At a meeting of European Union (EU) defence ministers in Brussels, the French government asked all member states for support for the first time in the EU’s history. It based the demand on article 42 section 7 of the EU treaty. This states, “in the case of an armed attack on the sovereign territory of a member state … the other member states [owe] it all of their available assistance and support.” According to the French government, the Paris terrorist attacks fell into this category.

The German government’s attempt to justify the army’s fourth combat mission, after Yugoslavia, Afghanistan and Syria, as a response to the horrific terrorist attacks in Paris is a deliberate effort to cover up the intervention’s real agenda. The war is part of the new imperialist campaign to subordinate Africa, which began with the NATO war on Libya in 2011. Like Libya and the rest of the Sahel zone, Mali is rich in natural resources, which the imperialists intend to win control of in competition with China, a country with close economic ties to Mali and other countries in the region.

In contrast to the official propaganda that Western intervention would bring “stability to the country”, Mali was plunged into chaos by the bombardment of Libya. After a flood of weapons to Mali due to the overthrow of the Gaddafi regime in Libya, Tuareg rebels and Islamist militias began a rebellion against the Malian government at the beginning of 2012.

After the position of the Malian army was severely worsened due to heavy fighting and a military coup, France launched operation Serval in January 2013, with the support of the United States, to win back the resource-rich north of the country. The intervention was sold as an anti-terrorist mission. However, it was in fact part of the broader drive by the imperialist powers for their economic and geostrategic interests in Africa.

Unlike the invasion of Iraq in 2003 and the attack on Libya in 2011, Germany was an active party in this war from the outset. Immediately after the beginning of the French operation, the then-Christian Democratic Union/Christian Social Union-Free Democratic Party coalition government supported the intervention and made available Transall aircraft for the transportation of troops, weapons and equipment into the war zone. Ever since, the German contribution has been increased step by step.

The current expansion of the mission had been long planned and is part of Germany’s return to an aggressive foreign policy. Speaking on behalf of the government, finance minister Wolfgang Schäuble said in a recent interview with Bild am Sonntag that in 2016 “Germany will be challenged in foreign and security policy perhaps more strongly than we would like.” Schäuble identified the main avenue of Germany’s intervention as Africa, along with the Middle East.

A glance at the official foreign ministry web site leaves no doubt about the interests being pursued by German imperialism in Mali.
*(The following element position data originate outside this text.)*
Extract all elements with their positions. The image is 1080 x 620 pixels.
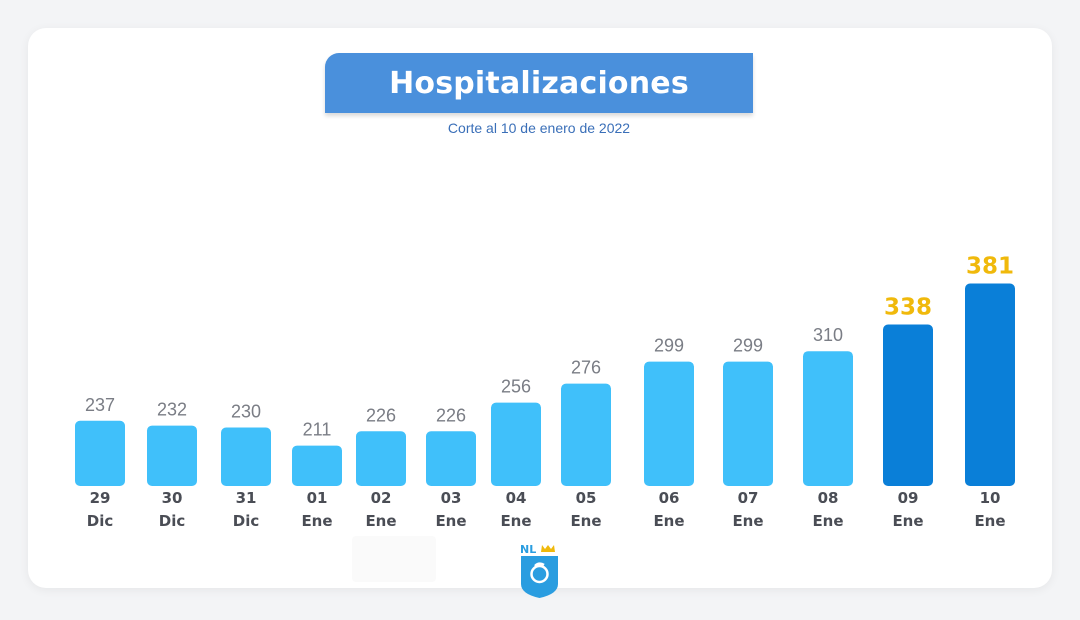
data-label: 338 xyxy=(884,294,932,320)
tick-label-month: Ene xyxy=(732,512,763,530)
tick-label-month: Ene xyxy=(812,512,843,530)
data-label: 299 xyxy=(733,336,763,356)
bar-01-ene xyxy=(292,445,342,486)
bar-08-ene xyxy=(803,351,853,486)
data-label: 230 xyxy=(231,401,261,421)
tick-label-month: Ene xyxy=(301,512,332,530)
title-banner: Hospitalizaciones xyxy=(325,53,753,113)
tick-label-month: Ene xyxy=(500,512,531,530)
logo-text: NL xyxy=(520,543,536,556)
tick-label-month: Ene xyxy=(365,512,396,530)
tick-label-day: 03 xyxy=(441,489,462,507)
data-label: 232 xyxy=(157,400,187,420)
tick-label-day: 01 xyxy=(307,489,328,507)
chart-subtitle: Corte al 10 de enero de 2022 xyxy=(447,120,631,136)
bar-02-ene xyxy=(356,431,406,486)
data-label: 256 xyxy=(501,377,531,397)
tick-label-month: Ene xyxy=(892,512,923,530)
tick-label-month: Dic xyxy=(159,512,185,530)
tick-label-month: Dic xyxy=(87,512,113,530)
bar-29-dic xyxy=(75,420,125,486)
bar-03-ene xyxy=(426,431,476,486)
tick-label-day: 08 xyxy=(818,489,839,507)
data-label: 211 xyxy=(303,420,332,440)
shield-logo-icon: NL xyxy=(520,543,558,598)
bar-06-ene xyxy=(644,361,694,486)
tick-label-month: Dic xyxy=(233,512,259,530)
tick-label-day: 05 xyxy=(576,489,597,507)
tick-label-month: Ene xyxy=(653,512,684,530)
tick-label-month: Ene xyxy=(974,512,1005,530)
bar-10-ene xyxy=(965,283,1015,486)
blank-logo-area xyxy=(352,536,436,582)
data-label: 226 xyxy=(366,405,396,425)
bar-05-ene xyxy=(561,383,611,486)
data-label: 276 xyxy=(571,358,601,378)
data-label: 299 xyxy=(654,336,684,356)
tick-label-day: 31 xyxy=(236,489,257,507)
chart-card xyxy=(28,28,1052,588)
bar-31-dic xyxy=(221,427,271,486)
tick-label-day: 06 xyxy=(659,489,680,507)
data-label: 237 xyxy=(85,395,115,415)
tick-label-day: 04 xyxy=(506,489,527,507)
data-label: 381 xyxy=(966,253,1014,279)
bar-04-ene xyxy=(491,402,541,486)
tick-label-day: 02 xyxy=(371,489,392,507)
tick-label-day: 09 xyxy=(898,489,919,507)
bar-07-ene xyxy=(723,361,773,486)
tick-label-day: 10 xyxy=(980,489,1001,507)
tick-label-day: 29 xyxy=(90,489,111,507)
data-label: 310 xyxy=(813,325,843,345)
tick-label-month: Ene xyxy=(570,512,601,530)
data-label: 226 xyxy=(436,405,466,425)
tick-label-day: 30 xyxy=(162,489,183,507)
tick-label-month: Ene xyxy=(435,512,466,530)
chart-title: Hospitalizaciones xyxy=(389,65,689,101)
tick-label-day: 07 xyxy=(738,489,759,507)
bar-30-dic xyxy=(147,425,197,486)
bar-09-ene xyxy=(883,324,933,486)
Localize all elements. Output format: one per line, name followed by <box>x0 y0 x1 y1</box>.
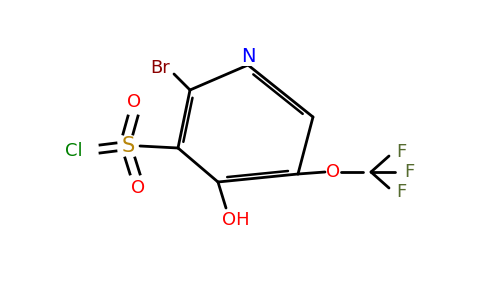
Text: O: O <box>326 163 340 181</box>
Text: OH: OH <box>222 211 250 229</box>
Text: N: N <box>241 46 255 65</box>
Text: S: S <box>121 136 135 156</box>
Text: O: O <box>127 93 141 111</box>
Text: F: F <box>396 183 406 201</box>
Text: F: F <box>396 143 406 161</box>
Text: O: O <box>131 179 145 197</box>
Text: F: F <box>404 163 414 181</box>
Text: Br: Br <box>150 59 170 77</box>
Text: Cl: Cl <box>65 142 83 160</box>
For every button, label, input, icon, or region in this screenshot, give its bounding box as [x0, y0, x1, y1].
In the section on “country information” for Mali, it states that the West African country is “increasingly oriented to a market economy” and “the privatisation of state companies is—if with difficulty—progressing.” “The volume of foreign direct investment in Mali”, however, amounted to “as in the past, still less than Mali’s economic potential.”

Also the “raw material deposits in the country, particularly limestone, phosphate, diamonds and marble,” are “currently hardly being exploited.” It states further, “Income improvements through the exploration of deposits of oil and phosphates in the north seem, given the open questions of investment and transport infrastructure and the current security situation, only conceivable in the medium term.”

This is now apparently to change with the intervention of the German army in the north.

Leading defence politicians are already openly talking about how German soldiers need to kill and be killed in Mali to secure raw materials and markets for export-hungry German capitalism. The armed forces spokesman in parliament, Hans-Peter Bartels, described the intervention in northern Mali as just as dangerous as that in Afghanistan, where 55 soldiers have lost their lives. “It is currently the most dangerous UN mission,” stated Bartels, before adding cynically, “the German army is not going there to fight against terrorists, but it could confront terrorists there. That is the risk.” He therefore recommended “a strong presence there.”